Oral interpretation is a dramatic art, also commonly called "interpretive reading" and "dramatic reading", though these terms are more conservative and restrictive. In certain applications, oral interpretation is also a theater art – as in reader's theater, in which a work of literature is performed with manuscripts in hand or, more traditionally, using stools and music stands; and especially chamber theater, which dispenses with manuscripts and uses what may be described as essentialist costuming and stage lighting, and suggestive scenery.

The term is defined by Paul Campbell (The Speaking and Speakers of Literature; Dickinson, 1967) as the "oralization of literature", and by Charlotte Lee and Timothy Gura (Oral Interpretation; Houghton-Mifflin, 1997) as "the art of communicating to an audience a work of literary art in its intellectual, emotional, and esthetic entirety". Historically essential to Charlotte Lee's definition of oral interpretation is the fact that the performer is "reading from a manuscript". This perspective, once the majority view, has long since become the minority opinion.

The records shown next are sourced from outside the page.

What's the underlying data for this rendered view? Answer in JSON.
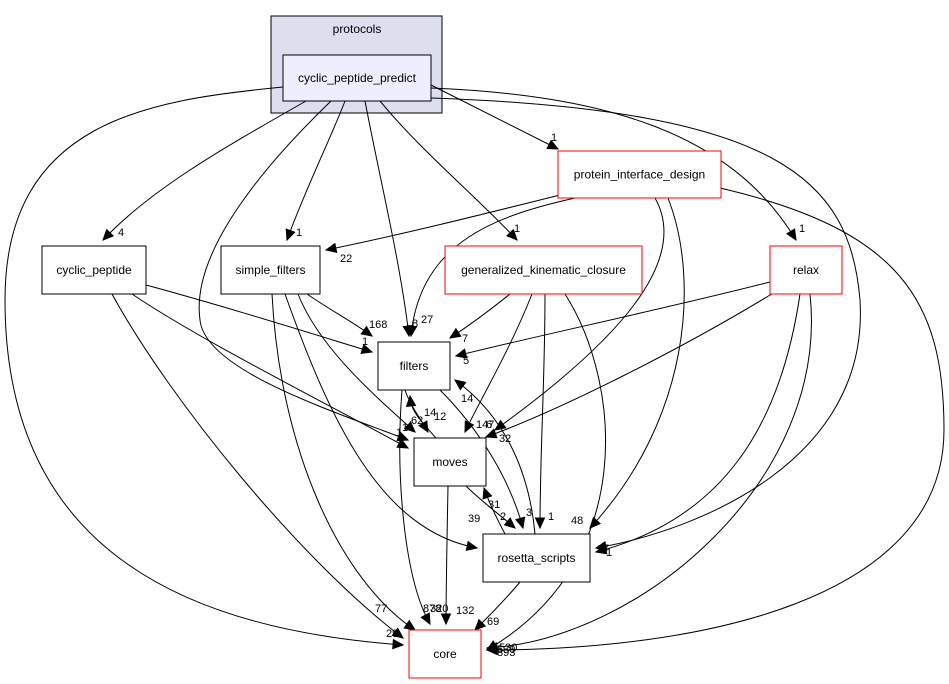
{
  "cluster": {
    "label": "protocols"
  },
  "nodes": {
    "cyclic_peptide_predict": {
      "label": "cyclic_peptide_predict",
      "style": "current"
    },
    "protein_interface_design": {
      "label": "protein_interface_design",
      "style": "red"
    },
    "cyclic_peptide": {
      "label": "cyclic_peptide",
      "style": "black"
    },
    "simple_filters": {
      "label": "simple_filters",
      "style": "black"
    },
    "generalized_kinematic_closure": {
      "label": "generalized_kinematic_closure",
      "style": "red"
    },
    "relax": {
      "label": "relax",
      "style": "red"
    },
    "filters": {
      "label": "filters",
      "style": "black"
    },
    "moves": {
      "label": "moves",
      "style": "black"
    },
    "rosetta_scripts": {
      "label": "rosetta_scripts",
      "style": "black"
    },
    "core": {
      "label": "core",
      "style": "red"
    }
  },
  "edges": [
    {
      "from": "cyclic_peptide_predict",
      "to": "protein_interface_design",
      "label": "1"
    },
    {
      "from": "cyclic_peptide_predict",
      "to": "cyclic_peptide",
      "label": "4"
    },
    {
      "from": "cyclic_peptide_predict",
      "to": "simple_filters",
      "label": "1"
    },
    {
      "from": "cyclic_peptide_predict",
      "to": "generalized_kinematic_closure",
      "label": "1"
    },
    {
      "from": "cyclic_peptide_predict",
      "to": "relax",
      "label": "1"
    },
    {
      "from": "cyclic_peptide_predict",
      "to": "filters",
      "label": "8"
    },
    {
      "from": "cyclic_peptide_predict",
      "to": "moves",
      "label": "1"
    },
    {
      "from": "cyclic_peptide_predict",
      "to": "rosetta_scripts",
      "label": "7"
    },
    {
      "from": "cyclic_peptide_predict",
      "to": "core",
      "label": "29"
    },
    {
      "from": "protein_interface_design",
      "to": "simple_filters",
      "label": "22"
    },
    {
      "from": "protein_interface_design",
      "to": "filters",
      "label": "27"
    },
    {
      "from": "protein_interface_design",
      "to": "moves",
      "label": "6"
    },
    {
      "from": "protein_interface_design",
      "to": "rosetta_scripts",
      "label": "48"
    },
    {
      "from": "protein_interface_design",
      "to": "core",
      "label": "530"
    },
    {
      "from": "cyclic_peptide",
      "to": "filters",
      "label": "1"
    },
    {
      "from": "cyclic_peptide",
      "to": "moves",
      "label": "1"
    },
    {
      "from": "cyclic_peptide",
      "to": "core",
      "label": "77"
    },
    {
      "from": "simple_filters",
      "to": "filters",
      "label": "168"
    },
    {
      "from": "simple_filters",
      "to": "moves",
      "label": "62"
    },
    {
      "from": "simple_filters",
      "to": "rosetta_scripts",
      "label": "39"
    },
    {
      "from": "simple_filters",
      "to": "core",
      "label": "878"
    },
    {
      "from": "generalized_kinematic_closure",
      "to": "filters",
      "label": "7"
    },
    {
      "from": "generalized_kinematic_closure",
      "to": "moves",
      "label": "147"
    },
    {
      "from": "generalized_kinematic_closure",
      "to": "rosetta_scripts",
      "label": "1"
    },
    {
      "from": "generalized_kinematic_closure",
      "to": "core",
      "label": "530"
    },
    {
      "from": "relax",
      "to": "filters",
      "label": "5"
    },
    {
      "from": "relax",
      "to": "moves",
      "label": "32"
    },
    {
      "from": "relax",
      "to": "rosetta_scripts",
      "label": "1"
    },
    {
      "from": "relax",
      "to": "core",
      "label": "893"
    },
    {
      "from": "filters",
      "to": "moves",
      "label": "14"
    },
    {
      "from": "filters",
      "to": "rosetta_scripts",
      "label": "3"
    },
    {
      "from": "filters",
      "to": "core",
      "label": "320"
    },
    {
      "from": "moves",
      "to": "filters",
      "label": "12"
    },
    {
      "from": "moves",
      "to": "rosetta_scripts",
      "label": "31"
    },
    {
      "from": "moves",
      "to": "core",
      "label": "132"
    },
    {
      "from": "rosetta_scripts",
      "to": "filters",
      "label": "14"
    },
    {
      "from": "rosetta_scripts",
      "to": "moves",
      "label": "2"
    },
    {
      "from": "rosetta_scripts",
      "to": "core",
      "label": "69"
    }
  ],
  "colors": {
    "cluster_fill": "#dddeee",
    "cluster_stroke": "#000000",
    "current_fill": "#eeeeff",
    "red_stroke": "#ff0000",
    "black_stroke": "#000000",
    "node_fill": "#ffffff",
    "edge": "#000000"
  }
}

Voice and movement technique is opsis ("spectacle") while oral interpretation is, conceptually, melopoiia ("music technique").

Because oral interpretation is an essential dramatic element in all performance art, all actors, singers, storytellers, etc., are interpreters – but not all interpreters are necessarily actors, or singers, or storytellers, and so on. When, for example, the writer David Sedaris reads one of his stories on stage, or when Leonard Cohen performs one of his lyric poems, they are both engaged in the art of oral interpretation.